SYDNEY (Reuters) – Canada must diversify its economy and position itself as more competitive on the global stage if tariffs promised by U.S. President Donald Trump take effect, Canada’s biggest pension fund said on Tuesday.
Edwin Cass, chief investment officer of the Canada Pension Plan Investment Board, said his country’s economy was “tied at the hip” to the U.S.
after Trump said on Monday 25% tariffs on Canada and Mexico would go into effect almost immediately.
“One of the things we obviously should have been doing in the past, and I think you’ll see going forward, is that we’ll try and diversify our economy a lot more and we’ll try and do some things to make it more competitive on the world stage,” Cass told the Australian Financial Review Business Summit in Sydney.

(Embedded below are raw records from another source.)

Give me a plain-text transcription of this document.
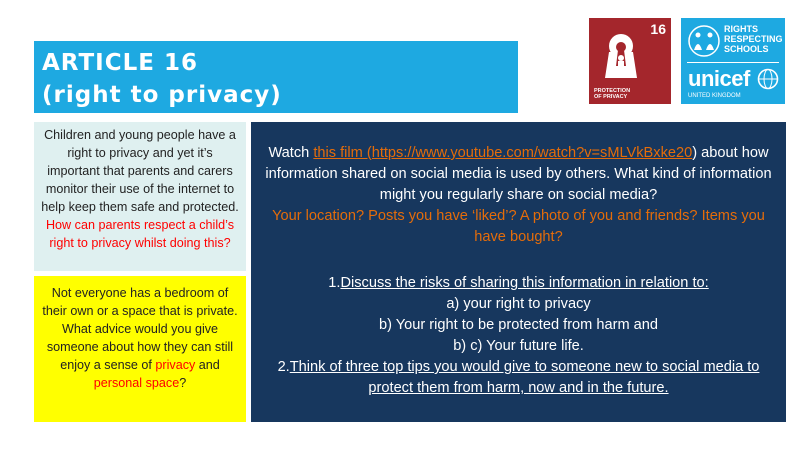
ARTICLE 16
(right to privacy)
16
PROTECTION
OF PRIVACY
RIGHTS
RESPECTING
SCHOOLS
unicef
UNITED KINGDOM
Children and young people have a right to privacy and yet it’s important that parents and carers monitor their use of the internet to help keep them safe and protected. How can parents respect a child’s right to privacy whilst doing this?
Not everyone has a bedroom of their own or a space that is private.
What advice would you give someone about how they can still enjoy a sense of privacy and personal space?
Watch this film (https://www.youtube.com/watch?v=sMLVkBxke20) about how information shared on social media is used by others. What kind of information might you regularly share on social media?
Your location? Posts you have ‘liked’? A photo of you and friends? Items you have bought?
1.Discuss the risks of sharing this information in relation to:
a) your right to privacy
b) Your right to be protected from harm and
b) c) Your future life.
2.Think of three top tips you would give to someone new to social media to protect them from harm, now and in the future.
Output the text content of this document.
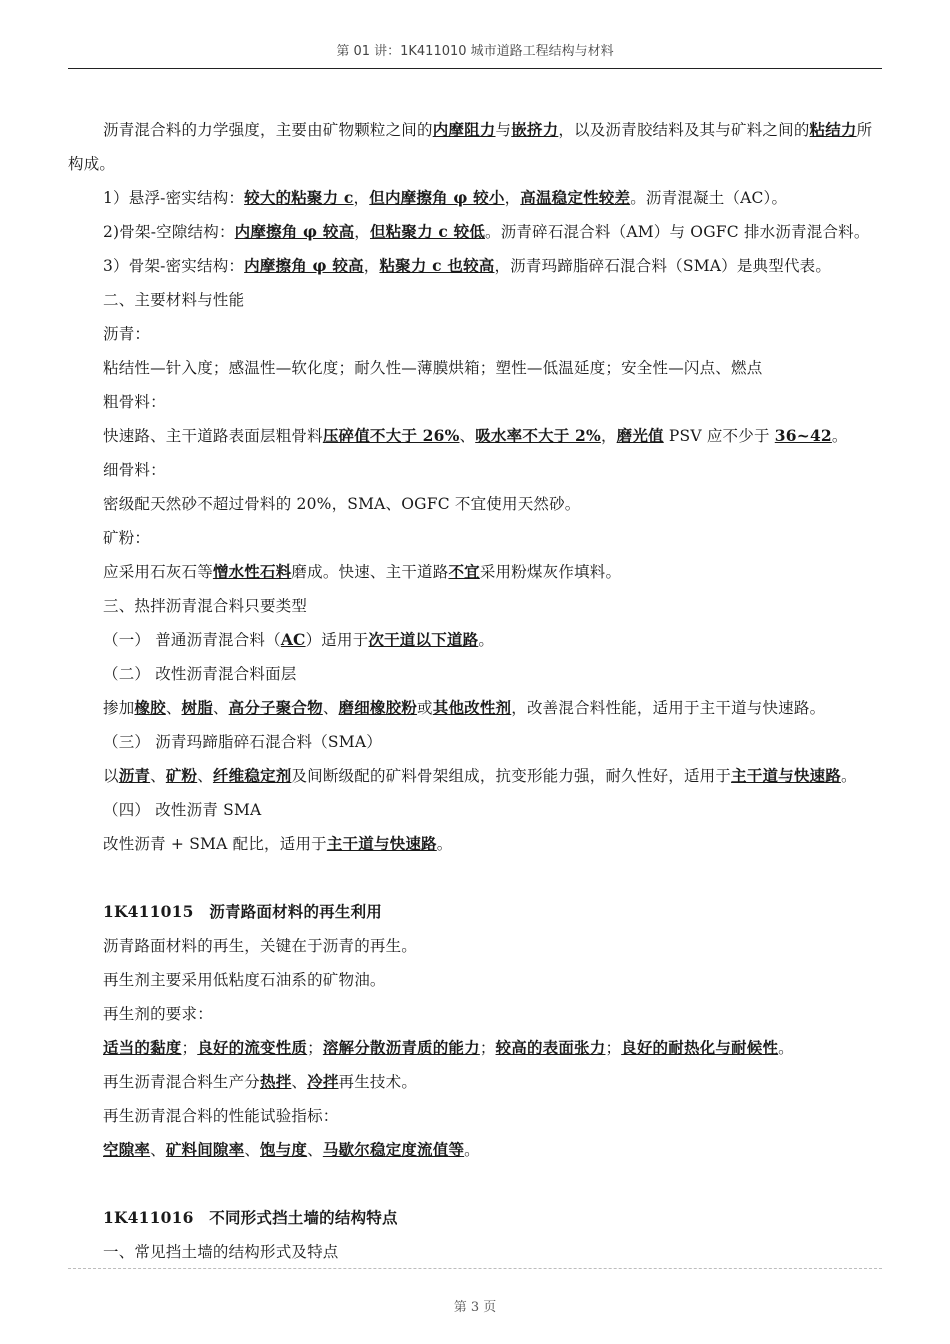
第 01 讲：1K411010 城市道路工程结构与材料

沥青混合料的力学强度，主要由矿物颗粒之间的内摩阻力与嵌挤力，以及沥青胶结料及其与矿料之间的粘结力所构成。

1）悬浮-密实结构：较大的粘聚力 c，但内摩擦角 φ 较小，高温稳定性较差。沥青混凝土（AC）。

2)骨架-空隙结构：内摩擦角 φ 较高，但粘聚力 c 较低。沥青碎石混合料（AM）与 OGFC 排水沥青混合料。

3）骨架-密实结构：内摩擦角 φ 较高，粘聚力 c 也较高，沥青玛蹄脂碎石混合料（SMA）是典型代表。

二、主要材料与性能

沥青：

粘结性—针入度；感温性—软化度；耐久性—薄膜烘箱；塑性—低温延度；安全性—闪点、燃点

粗骨料：

快速路、主干道路表面层粗骨料压碎值不大于 26%、吸水率不大于 2%，磨光值 PSV 应不少于 36~42。

细骨料：

密级配天然砂不超过骨料的 20%，SMA、OGFC 不宜使用天然砂。

矿粉：

应采用石灰石等憎水性石料磨成。快速、主干道路不宜采用粉煤灰作填料。

三、热拌沥青混合料只要类型

（一） 普通沥青混合料（AC）适用于次干道以下道路。

（二） 改性沥青混合料面层

掺加橡胶、树脂、高分子聚合物、磨细橡胶粉或其他改性剂，改善混合料性能，适用于主干道与快速路。

（三） 沥青玛蹄脂碎石混合料（SMA）

以沥青、矿粉、纤维稳定剂及间断级配的矿料骨架组成，抗变形能力强，耐久性好，适用于主干道与快速路。

（四） 改性沥青 SMA

改性沥青 + SMA 配比，适用于主干道与快速路。

1K411015　沥青路面材料的再生利用

沥青路面材料的再生，关键在于沥青的再生。

再生剂主要采用低粘度石油系的矿物油。

再生剂的要求：

适当的黏度；良好的流变性质；溶解分散沥青质的能力；较高的表面张力；良好的耐热化与耐候性。

再生沥青混合料生产分热拌、冷拌再生技术。

再生沥青混合料的性能试验指标：

空隙率、矿料间隙率、饱与度、马歇尔稳定度流值等。

1K411016　不同形式挡土墙的结构特点

一、常见挡土墙的结构形式及特点

第 3 页
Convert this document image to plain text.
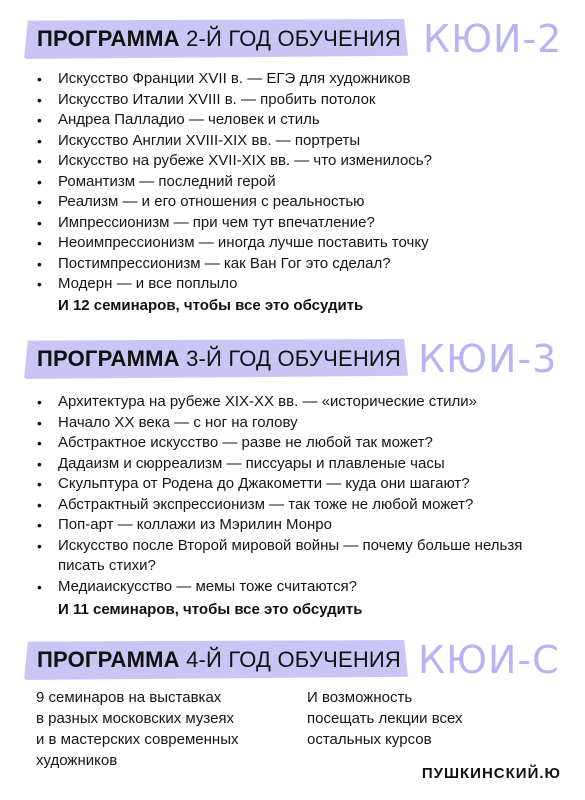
ПРОГРАММА 2-Й ГОД ОБУЧЕНИЯ КЮИ-2
• Искусство Франции XVII в. — ЕГЭ для художников
• Искусство Италии XVIII в. — пробить потолок
• Андреа Палладио — человек и стиль
• Искусство Англии XVIII-XIX вв. — портреты
• Искусство на рубеже XVII-XIX вв. — что изменилось?
• Романтизм — последний герой
• Реализм — и его отношения с реальностью
• Импрессионизм — при чем тут впечатление?
• Неоимпрессионизм — иногда лучше поставить точку
• Постимпрессионизм — как Ван Гог это сделал?
• Модерн — и все поплыло
И 12 семинаров, чтобы все это обсудить
ПРОГРАММА 3-Й ГОД ОБУЧЕНИЯ КЮИ-3
• Архитектура на рубеже XIX-XX вв. — «исторические стили»
• Начало XX века — с ног на голову
• Абстрактное искусство — разве не любой так может?
• Дадаизм и сюрреализм — писсуары и плавленые часы
• Скульптура от Родена до Джакометти — куда они шагают?
• Абстрактный экспрессионизм — так тоже не любой может?
• Поп-арт — коллажи из Мэрилин Монро
• Искусство после Второй мировой войны — почему больше нельзя писать стихи?
• Медиаискусство — мемы тоже считаются?
И 11 семинаров, чтобы все это обсудить
ПРОГРАММА 4-Й ГОД ОБУЧЕНИЯ КЮИ-С
9 семинаров на выставках
в разных московских музеях
и в мастерских современных
художников
И возможность
посещать лекции всех
остальных курсов
ПУШКИНСКИЙ.Ю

Canada’s federal and provincial governments had already started planning to lower trade barriers inside the country in response to the threat of U.S.
tariffs, he added.
Cass, who oversees the investment of C$675 billion ($465.74 billion) on behalf of 22 million Canadians, said the Trump administration was apparently moving multiple policy levers at once to improve productivity and may succeed, but not without discomfort.
“There is a way that those combinations of policy levers can end up with a better result in the U.S., but it’s going to be a bumpy road,” Cass told the conference, noting that Trump himself had warned his policies may bring short-term pain.